Der Abschwung trifft uns unerwartet. Wähnten sich die meisten von uns doch bis vor Kurzem noch sicher getragen von der Konjunkturwelle der vergangenen Jahre: Der "Exportweltmeister" Deutschland profitierte sichtlich von der dynamischen Weltwirtschaft, viele Unternehmen haben ihre Hausaufgaben glänzend erledigt. Die Lohnzuwächse fielen moderat aus, die Produktivität stieg. Sind jetzt die fetten Jahre schon wieder vorbei? Kommen nun - nach dem umjubelten Strohfeuer von um die 3 Prozent Wachstum in den Jahren 2006 und 2007 - wieder "sieben magere Jahre"? Es sieht so aus.

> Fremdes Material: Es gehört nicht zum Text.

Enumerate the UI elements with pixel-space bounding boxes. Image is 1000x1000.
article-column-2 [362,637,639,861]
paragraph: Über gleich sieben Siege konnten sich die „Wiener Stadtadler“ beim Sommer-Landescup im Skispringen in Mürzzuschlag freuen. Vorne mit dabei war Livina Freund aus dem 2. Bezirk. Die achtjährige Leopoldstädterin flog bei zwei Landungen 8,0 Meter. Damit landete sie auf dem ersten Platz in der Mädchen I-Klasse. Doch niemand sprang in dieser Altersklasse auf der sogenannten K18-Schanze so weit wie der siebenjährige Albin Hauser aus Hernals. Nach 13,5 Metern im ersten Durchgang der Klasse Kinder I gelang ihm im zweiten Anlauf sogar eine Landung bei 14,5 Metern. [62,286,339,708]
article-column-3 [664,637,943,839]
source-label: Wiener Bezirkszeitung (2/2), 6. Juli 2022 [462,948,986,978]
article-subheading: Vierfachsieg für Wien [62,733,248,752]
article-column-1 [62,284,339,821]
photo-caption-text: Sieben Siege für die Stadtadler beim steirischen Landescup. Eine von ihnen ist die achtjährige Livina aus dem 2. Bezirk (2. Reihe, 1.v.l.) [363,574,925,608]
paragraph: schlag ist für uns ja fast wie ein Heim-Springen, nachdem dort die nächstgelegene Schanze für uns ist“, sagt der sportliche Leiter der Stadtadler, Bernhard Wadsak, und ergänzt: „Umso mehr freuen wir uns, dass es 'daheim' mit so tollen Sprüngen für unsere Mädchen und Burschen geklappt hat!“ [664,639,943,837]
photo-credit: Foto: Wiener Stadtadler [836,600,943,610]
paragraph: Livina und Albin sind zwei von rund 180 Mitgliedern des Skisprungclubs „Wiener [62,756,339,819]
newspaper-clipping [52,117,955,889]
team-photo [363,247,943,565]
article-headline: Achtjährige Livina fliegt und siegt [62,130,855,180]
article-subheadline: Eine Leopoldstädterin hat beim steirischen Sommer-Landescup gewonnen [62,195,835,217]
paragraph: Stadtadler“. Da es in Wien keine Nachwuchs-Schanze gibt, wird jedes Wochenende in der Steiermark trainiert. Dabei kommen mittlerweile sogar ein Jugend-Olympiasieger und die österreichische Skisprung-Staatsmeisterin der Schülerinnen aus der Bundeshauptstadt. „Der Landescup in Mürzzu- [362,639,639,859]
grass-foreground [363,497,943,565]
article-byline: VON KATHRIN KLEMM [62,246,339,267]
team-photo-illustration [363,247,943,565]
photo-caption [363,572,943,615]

Das Konjunkturhoch hat die strukturellen Schwächen der deutschen Wirtschaft nicht beseitigt, sondern lediglich überdeckt. Wieder ist es nicht gelungen, die Rahmenbedingungen nachhaltig zu verbessern. Richtige und wichtige Wege, die eingeschlagen worden sind, werden wieder verlassen. Beispiel Agenda 2010: Nachdem die Hartz-Reformen erfolgreich zur Flexibilisierung des Arbeitsmarktes beigetragen haben, droht jetzt die Einführung von Mindestlöhnen Teile des Erfolgs wieder zunichte zu machen.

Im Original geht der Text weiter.